Die 250 Besucher lachen und geben Szenenapplaus. Obwohl es bei der Theateraufführung
«Deine Zauber binden wieder» in der Albert- Einstein- Schule viel
zu voll ist und die Stühle dicht gedrängt stehen, verfolgen die
Zuschauer aufmerksam das Bühnengeschehen. Theaterlehrer Gerd Müller-Droste
hat das zweistündige Stück des 13er Kurses «Darstellendes
Spiel» mit großer Liebe zum Detail umgesetzt.
In die
selbst ausgedachte Rahmenhandlung sind Szenen aus Schillers Werken und seinem
Leben eingebettet. Ein Schüler, komödiantisch dargestellt von Max
Steinebach, verirrt sich während eines Schulausflugs im Museum. Florian
Fellmer in der Rolle des buckligen Wärters freut sich über den unverhofften
Besuch. Der Schiller-Spezialist führt den Schiller-Neuling nicht nur
im Museum herum, sondern auch in die Werke des Dichters ein. Auch aus dem
wirklichen Leben des Dichters haben die Schüler der Stufe 13 Szenen gebastelt.
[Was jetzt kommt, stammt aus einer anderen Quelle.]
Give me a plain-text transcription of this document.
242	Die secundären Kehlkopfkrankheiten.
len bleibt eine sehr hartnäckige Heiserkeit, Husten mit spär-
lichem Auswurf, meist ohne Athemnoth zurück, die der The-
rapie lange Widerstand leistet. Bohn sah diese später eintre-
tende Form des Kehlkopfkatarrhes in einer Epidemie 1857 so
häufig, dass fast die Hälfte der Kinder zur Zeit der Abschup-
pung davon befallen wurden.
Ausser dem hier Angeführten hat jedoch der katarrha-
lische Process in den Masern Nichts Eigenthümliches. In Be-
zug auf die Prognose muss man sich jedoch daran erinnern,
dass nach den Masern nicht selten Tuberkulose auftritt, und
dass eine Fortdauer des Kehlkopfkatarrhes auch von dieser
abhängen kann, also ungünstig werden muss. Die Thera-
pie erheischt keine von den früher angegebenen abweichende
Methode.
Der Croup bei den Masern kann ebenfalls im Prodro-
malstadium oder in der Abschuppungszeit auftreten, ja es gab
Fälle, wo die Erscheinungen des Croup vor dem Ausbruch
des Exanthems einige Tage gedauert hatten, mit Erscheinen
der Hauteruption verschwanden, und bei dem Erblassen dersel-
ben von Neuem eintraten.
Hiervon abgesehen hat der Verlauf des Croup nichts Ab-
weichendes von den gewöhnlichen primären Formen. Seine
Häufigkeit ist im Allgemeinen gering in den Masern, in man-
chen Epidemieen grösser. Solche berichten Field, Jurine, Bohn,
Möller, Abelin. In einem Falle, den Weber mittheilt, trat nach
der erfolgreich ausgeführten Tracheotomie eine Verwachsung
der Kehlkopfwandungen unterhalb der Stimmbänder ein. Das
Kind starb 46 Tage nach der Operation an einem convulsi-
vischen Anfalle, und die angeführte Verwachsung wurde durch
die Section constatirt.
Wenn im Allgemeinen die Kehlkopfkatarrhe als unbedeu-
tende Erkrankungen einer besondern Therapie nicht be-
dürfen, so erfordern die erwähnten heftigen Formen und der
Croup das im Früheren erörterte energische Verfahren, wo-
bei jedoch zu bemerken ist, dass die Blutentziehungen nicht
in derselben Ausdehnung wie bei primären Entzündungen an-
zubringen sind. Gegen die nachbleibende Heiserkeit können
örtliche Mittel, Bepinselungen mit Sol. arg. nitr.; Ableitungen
In der Karls-Schule hält Lehrer Nies seinem jungen Schüler Schiller
einen Vortrag über die Wichtigkeit eines ordentlichen Zopfes, und in
der «Jagdhütte» treffen sich Deutschlands beste Dichter auf
ein Glas Wein. Routiniert wirken Marcel Schumann und Timo Rosenberger dort
in der Rolle der konkurrierenden Dichter Goethe und Schiller, doch vor allem
Lennart Guth als bewundernder Goethe-Freund Eckermann bringt Witz in die Szene.
Bezaubernd spielt auch «Engel» Aline Rühtz das Gute in der
Szene aus «Kabale und Liebe».
Die Bühnendekoration der drei Spielorte ist fantasievoll. Schillerporträts
voller Spinneweben hängen an der Wand. Sieben Schüler des Leistungskurses
Kunst haben sich besondere Mühe gegeben, Museumsatmosphäre zu erzeugen.
Ihr mehrere Meter breites Bild zeigt einen Schlossgang, von Ritterrüstungen
flankiert, dahinter die alte Steinmauer. Sogar die Tür des Mehrzweckraums
ist mit grünem Stoff verhangen, Lichteffekte und Musikeinspielungen schaffen
Atmosphäre. Die Zuschauer sitzen sich in zwei Publikumsblöcken gegenüber.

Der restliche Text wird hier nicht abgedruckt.